Colocar os nossos idosos nas cadeias, e os delinquentes fechados nas casas dos velhos. Desta maneira, os idosos teriam todos os dias acesso a um duche, lazer, passeios. Não teriam necessidade de fazer comida, fazer compras, lavar a loiça, arrumar a casa, lavar roupa etc.. Teriam medicamentos e assistência médica regular e gratuita. Estariam permanentemente acompanhados. Teriam refeições quentes, e a horas. Não teriam que pagar renda pelo seu alojamento. Teriam direito a vigilância permanente por vídeo, pelo que receberiam assistência imediata em caso de acidente ou emergência, totalmente gratuita. As suas camas seriam mudadas duas vezes por semana, e a roupa lavada e passada com regularidade. Um guarda visitá-los-ia a cada 20 minutos e levar-lhes-ia o correio directamente em mão. Teriam um local para receberem a família ou outras visitas. Teriam acesso a uma biblioteca, sala de exercícios e terapia física/espiritual. Seriam encorajados a arranjar terapias ocupacionais adequadas, com formador instalações e equipamento gratuitos. Ser-lhes-ia fornecido gratuitamente roupa e produtos de higiene pessoal. Teriam assistência jurídica gratuita. Viveriam numa habitação privada e segura, com um pátio para convívio e exercícios. Acesso a leitura, computador, televisão, rádio e chamadas telefónicas na rede fixa. Teriam um secretariado de apoio, e ainda Psicólogos, Assistentes Sociais, Políticos, Televisões, Amnistia Internacional, etc, disponíveis para escutarem as suas queixas. O secretariado e os guardas seriam obrigados a respeitar um rigoroso código de conduta, sob pena de serem duramente penalizados.
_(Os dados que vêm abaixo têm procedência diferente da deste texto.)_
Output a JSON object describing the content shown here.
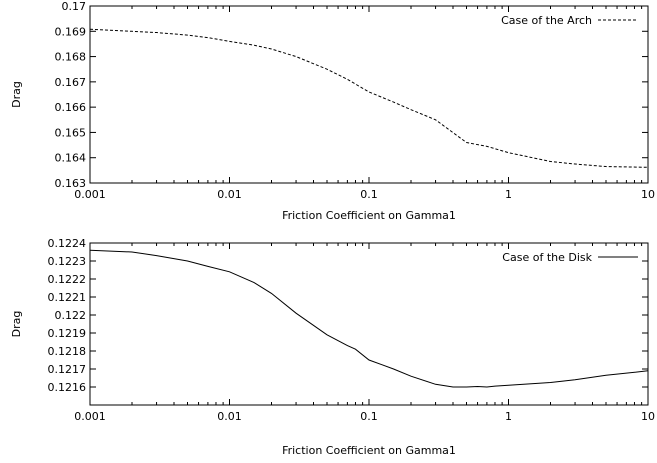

Ser-lhes-iam reconhecidos todos os direitos humanos internacionalmente convencionados e subscritos por Portugal.

 


Por outro lado, nas casas dos idosos:

 

Os delinquentes viveriam com € 200 numa pequena habitação com obras feitas há mais de 50 anos. Teriam que confeccionar a sua comida e comê-la muitas vezes fria e fora de horas. Teriam que tratar da sua roupa. Viveriam sós e sem vigilância. Esquecer-se-iam de comer e de tomar os medicamentos e não teriam ninguém que os ajudasse. De vez em quando seriam vigarizados, assaltados ou até violados. Se morressem, poderiam ficar anos, até alguém os encontrar. As instituições e os políticos não lhes ligariam qualquer importância. Morreriam após anos à espera de uma consulta médica ou de uma operação cirúrgica. Não teriam ninguém a quem se queixar. Tomariam um banho de 15 em 15 dias, sujeitando-se a não haver água quente ou a caírem na banheira velha. Passariam frio no Inverno porque a pensão de € 200 não chegaria para o aquecimento. O entretenimento diário consistiria em ver telenovelas, a Fátima, o Goucha, a Júlia Pinheiro e afins na televisão.

Digam lá se desta forma não haveria mais justiça para todos, e os contribuintes agradeceriam?